Lucky Collector Finds Imperfect ‘95 Penny

Evan Berland Associated Press

A penny saved could mean $200 earned for a man whose discovery of double letters on a 1995 penny has sent the coin-collecting world into a tizzy.

“I’m a working guy who got lucky,” said Felix Dausilio, 47, a school custodian and coin collector who discovered the penny.

Coin experts say as many as 600,000 of the Philadelphia-minted pennies could be in circulation. Similar coins have sold for $175 to $200.

“It’s a pretty exciting find,” said Bill Gibbs, editor of Coin World magazine in Sidney, Ohio, which reported on the penny in its latest issue.
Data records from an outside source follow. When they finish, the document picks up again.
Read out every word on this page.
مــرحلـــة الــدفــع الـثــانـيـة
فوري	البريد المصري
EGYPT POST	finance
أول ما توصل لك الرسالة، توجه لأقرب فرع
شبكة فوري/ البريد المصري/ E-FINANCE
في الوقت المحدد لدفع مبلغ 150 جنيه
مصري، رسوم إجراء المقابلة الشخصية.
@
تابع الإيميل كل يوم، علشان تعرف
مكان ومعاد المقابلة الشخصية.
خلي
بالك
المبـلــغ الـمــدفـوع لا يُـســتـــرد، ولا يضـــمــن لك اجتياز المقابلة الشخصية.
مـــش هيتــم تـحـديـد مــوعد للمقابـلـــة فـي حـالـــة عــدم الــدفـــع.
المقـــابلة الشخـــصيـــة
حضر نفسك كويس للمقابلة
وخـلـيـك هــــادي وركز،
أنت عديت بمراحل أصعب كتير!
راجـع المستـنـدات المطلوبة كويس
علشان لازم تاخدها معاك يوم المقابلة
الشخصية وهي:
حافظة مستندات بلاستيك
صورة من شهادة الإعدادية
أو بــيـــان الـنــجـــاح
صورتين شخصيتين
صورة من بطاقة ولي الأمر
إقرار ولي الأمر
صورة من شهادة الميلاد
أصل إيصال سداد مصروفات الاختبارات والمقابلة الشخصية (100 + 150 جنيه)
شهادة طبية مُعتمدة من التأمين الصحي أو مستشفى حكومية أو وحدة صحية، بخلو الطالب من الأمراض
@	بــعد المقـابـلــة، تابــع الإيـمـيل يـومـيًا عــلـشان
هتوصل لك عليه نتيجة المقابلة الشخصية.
U.S. Mint officials said they have yet to see the penny and cannot confirm if it is a one-time occurrence or if others exist.

The coin, displayed at an Atlanta collecting convention last weekend, has blurred letters in the words “Liberty” and “In God.”

Collectors believe it might be a double-die penny, one created when a die, the device used to stamp images on blank coins, has off-center impressions.

When dies are made, they are pressed more than once with the mirror image of what is to appear on the coin. If the images are not precisely lined up, the letters and pictures appear more than once.

Doubled dies are not rare, experts say, but Dausilio’s is a major find because of how clearly the overlapping letters stand out.

Mike White, a mint spokesman in Washington, said the penny might have been hit twice with the same die. He said officials checked the 2,000 dies being used to make pennies in Philadelphia and none was defective.